18 Sept 2025 (modified: 27 Nov 2025)ICLR 2026 Conference SubmissionEveryoneRevisionsBibTeXCC BY 4.0
Keywords: Reinforcement Learning, Forecastability, Traffic Signal Control
TL;DR: FoRL trains RL agents to forecast their own actions, improving predictability and enabling applications like GLOSA
Abstract: We introduce Forecasting-Conditioned Reinforcement Learning (FoRL), an extension to model-free Reinforcement Learning (RL) agents that augments the policy with multi-step self-forecasts. FoRL is trained either via Reward Conditioning (RC), which rewards forecast--action consistency, or Loss Conditioning (LC), which adds an auxiliary forecasting loss.
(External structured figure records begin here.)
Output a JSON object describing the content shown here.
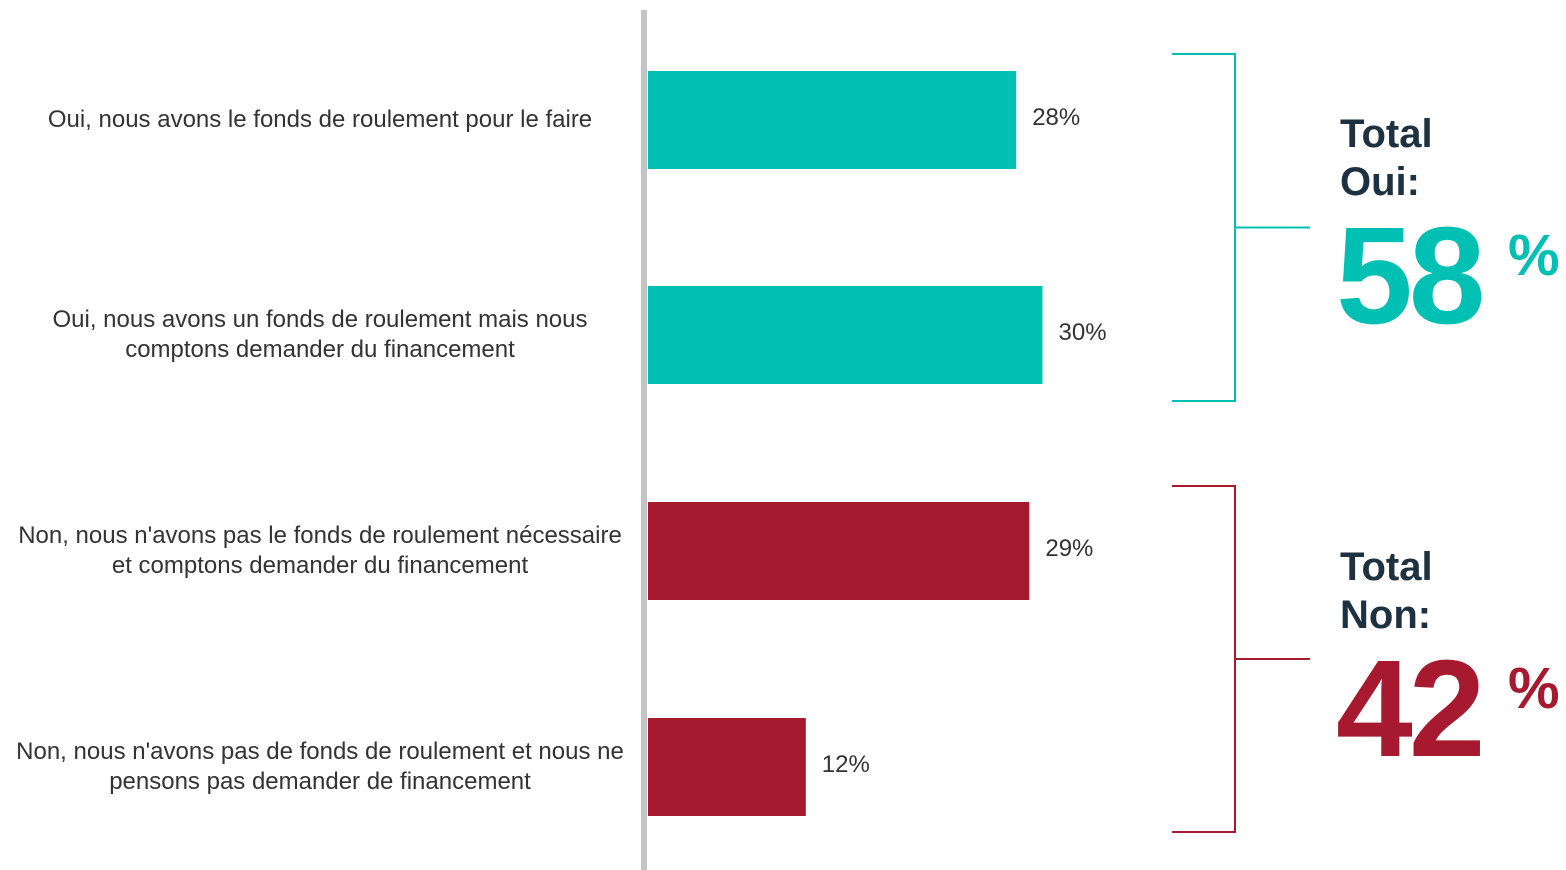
{
  "chart_data": {
    "type": "bar",
    "orientation": "horizontal",
    "categories": [
      "Oui, nous avons le fonds de roulement pour le faire",
      "Oui, nous avons un fonds de roulement mais nous comptons demander du financement",
      "Non, nous n'avons pas le fonds de roulement nécessaire et comptons demander du financement",
      "Non, nous n'avons pas de fonds de roulement et nous ne pensons pas demander de financement"
    ],
    "values": [
      28,
      30,
      29,
      12
    ],
    "value_labels": [
      "28%",
      "30%",
      "29%",
      "12%"
    ],
    "colors": [
      "#00bfb3",
      "#00bfb3",
      "#a6192e",
      "#a6192e"
    ],
    "groups": [
      {
        "label": "Total Oui:",
        "value": 58,
        "unit": "%",
        "color": "#00bfb3"
      },
      {
        "label": "Total Non:",
        "value": 42,
        "unit": "%",
        "color": "#a6192e"
      }
    ]
  }
}
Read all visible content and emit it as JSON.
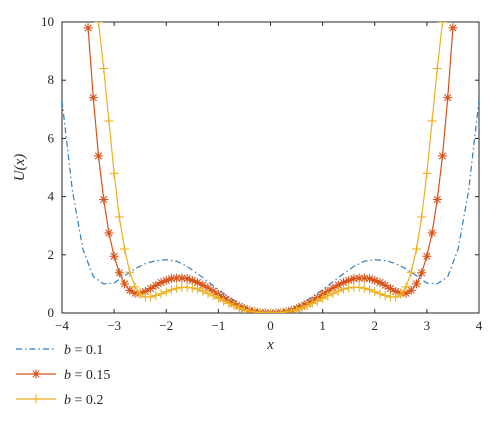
{
  "chart_data": {
    "type": "line",
    "xlabel": "x",
    "ylabel": "U(x)",
    "xlim": [
      -4,
      4
    ],
    "ylim": [
      0,
      10
    ],
    "x_ticks": [
      -4,
      -3,
      -2,
      -1,
      0,
      1,
      2,
      3,
      4
    ],
    "y_ticks": [
      0,
      2,
      4,
      6,
      8,
      10
    ],
    "x_tick_labels": [
      "−4",
      "−3",
      "−2",
      "−1",
      "0",
      "1",
      "2",
      "3",
      "4"
    ],
    "y_tick_labels": [
      "0",
      "2",
      "4",
      "6",
      "8",
      "10"
    ],
    "grid": false,
    "legend_position": "bottom-left (below plot)",
    "series": [
      {
        "name": "b = 0.1",
        "legend_var": "b",
        "legend_value": " = 0.1",
        "color": "#2e7ebf",
        "line_style": "dash-dot",
        "marker": "none",
        "x": [
          -4.0,
          -3.8,
          -3.6,
          -3.4,
          -3.2,
          -3.0,
          -2.8,
          -2.6,
          -2.4,
          -2.2,
          -2.0,
          -1.8,
          -1.6,
          -1.4,
          -1.2,
          -1.0,
          -0.8,
          -0.6,
          -0.4,
          -0.2,
          0.0,
          0.2,
          0.4,
          0.6,
          0.8,
          1.0,
          1.2,
          1.4,
          1.6,
          1.8,
          2.0,
          2.2,
          2.4,
          2.6,
          2.8,
          3.0,
          3.2,
          3.4,
          3.6,
          3.8,
          4.0
        ],
        "y": [
          7.3,
          4.2,
          2.2,
          1.25,
          1.0,
          1.03,
          1.28,
          1.52,
          1.7,
          1.8,
          1.83,
          1.78,
          1.6,
          1.35,
          1.08,
          0.8,
          0.55,
          0.32,
          0.15,
          0.04,
          0.0,
          0.04,
          0.15,
          0.32,
          0.55,
          0.8,
          1.08,
          1.35,
          1.6,
          1.78,
          1.83,
          1.8,
          1.7,
          1.52,
          1.28,
          1.03,
          1.0,
          1.25,
          2.2,
          4.2,
          7.3
        ]
      },
      {
        "name": "b = 0.15",
        "legend_var": "b",
        "legend_value": " = 0.15",
        "color": "#d95319",
        "line_style": "solid",
        "marker": "asterisk",
        "x": [
          -3.5,
          -3.4,
          -3.3,
          -3.2,
          -3.1,
          -3.0,
          -2.9,
          -2.8,
          -2.7,
          -2.6,
          -2.5,
          -2.4,
          -2.3,
          -2.2,
          -2.1,
          -2.0,
          -1.9,
          -1.8,
          -1.7,
          -1.6,
          -1.5,
          -1.4,
          -1.3,
          -1.2,
          -1.1,
          -1.0,
          -0.9,
          -0.8,
          -0.7,
          -0.6,
          -0.5,
          -0.4,
          -0.3,
          -0.2,
          -0.1,
          0.0,
          0.1,
          0.2,
          0.3,
          0.4,
          0.5,
          0.6,
          0.7,
          0.8,
          0.9,
          1.0,
          1.1,
          1.2,
          1.3,
          1.4,
          1.5,
          1.6,
          1.7,
          1.8,
          1.9,
          2.0,
          2.1,
          2.2,
          2.3,
          2.4,
          2.5,
          2.6,
          2.7,
          2.8,
          2.9,
          3.0,
          3.1,
          3.2,
          3.3,
          3.4,
          3.5
        ],
        "y": [
          9.8,
          7.4,
          5.4,
          3.9,
          2.75,
          1.95,
          1.38,
          1.0,
          0.78,
          0.68,
          0.68,
          0.74,
          0.84,
          0.95,
          1.05,
          1.12,
          1.18,
          1.2,
          1.2,
          1.18,
          1.12,
          1.05,
          0.96,
          0.86,
          0.75,
          0.64,
          0.53,
          0.42,
          0.32,
          0.23,
          0.15,
          0.09,
          0.05,
          0.02,
          0.005,
          0.0,
          0.005,
          0.02,
          0.05,
          0.09,
          0.15,
          0.23,
          0.32,
          0.42,
          0.53,
          0.64,
          0.75,
          0.86,
          0.96,
          1.05,
          1.12,
          1.18,
          1.2,
          1.2,
          1.18,
          1.12,
          1.05,
          0.95,
          0.84,
          0.74,
          0.68,
          0.68,
          0.78,
          1.0,
          1.38,
          1.95,
          2.75,
          3.9,
          5.4,
          7.4,
          9.8
        ]
      },
      {
        "name": "b = 0.2",
        "legend_var": "b",
        "legend_value": " = 0.2",
        "color": "#edb120",
        "line_style": "solid",
        "marker": "plus",
        "x": [
          -3.3,
          -3.2,
          -3.1,
          -3.0,
          -2.9,
          -2.8,
          -2.7,
          -2.6,
          -2.5,
          -2.4,
          -2.3,
          -2.2,
          -2.1,
          -2.0,
          -1.9,
          -1.8,
          -1.7,
          -1.6,
          -1.5,
          -1.4,
          -1.3,
          -1.2,
          -1.1,
          -1.0,
          -0.9,
          -0.8,
          -0.7,
          -0.6,
          -0.5,
          -0.4,
          -0.3,
          -0.2,
          -0.1,
          0.0,
          0.1,
          0.2,
          0.3,
          0.4,
          0.5,
          0.6,
          0.7,
          0.8,
          0.9,
          1.0,
          1.1,
          1.2,
          1.3,
          1.4,
          1.5,
          1.6,
          1.7,
          1.8,
          1.9,
          2.0,
          2.1,
          2.2,
          2.3,
          2.4,
          2.5,
          2.6,
          2.7,
          2.8,
          2.9,
          3.0,
          3.1,
          3.2,
          3.3
        ],
        "y": [
          10.0,
          8.4,
          6.6,
          4.8,
          3.3,
          2.2,
          1.4,
          0.9,
          0.65,
          0.55,
          0.55,
          0.6,
          0.66,
          0.73,
          0.8,
          0.85,
          0.88,
          0.88,
          0.86,
          0.82,
          0.75,
          0.67,
          0.59,
          0.5,
          0.41,
          0.33,
          0.25,
          0.18,
          0.12,
          0.07,
          0.04,
          0.015,
          0.004,
          0.0,
          0.004,
          0.015,
          0.04,
          0.07,
          0.12,
          0.18,
          0.25,
          0.33,
          0.41,
          0.5,
          0.59,
          0.67,
          0.75,
          0.82,
          0.86,
          0.88,
          0.88,
          0.85,
          0.8,
          0.73,
          0.66,
          0.6,
          0.55,
          0.55,
          0.65,
          0.9,
          1.4,
          2.2,
          3.3,
          4.8,
          6.6,
          8.4,
          10.0
        ]
      }
    ]
  }
}
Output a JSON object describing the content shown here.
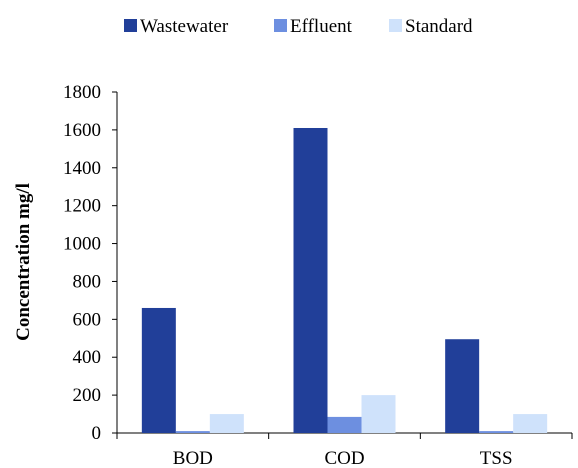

Across discrete and continuous action space benchmarks and forecasting horizons $\(L \in \{2,5,10\}\)$, FoRL consistently improves forecastability---measured by Supervised Action Prediction (SAP) and World-Model Unrolling (WMU)---with minimal sacrifice in environment return. Prior approaches toward predictable RL have typically relied on simplicity-inducing regularizers, shaping policies only indirectly toward more forecastable behaviors or open-loop temporal abstraction such as action chunking. In contrast, FoRL makes predictability an explicit training signal by embedding forecasting directly into the learning problem. Compared to such entropy-based methods, FoRL achieves a superior accuracy--return trade-off and provides direct internal forecasts for potential downstream applications. A case study on Traffic Signal Control (TSC) illustrates how FoRL-generated Internal Forecasts (IF) can support downstream application tasks such as vehicle-side Green Light Optimized Speed Advisory (GLOSA). Moreover, the integrated forecastability design enables effective fine-tuning when forecasts themselves alter the environment dynamics. Overall, FoRL elevates predictability from a post-hoc diagnostic to a first-class inductive bias for RL.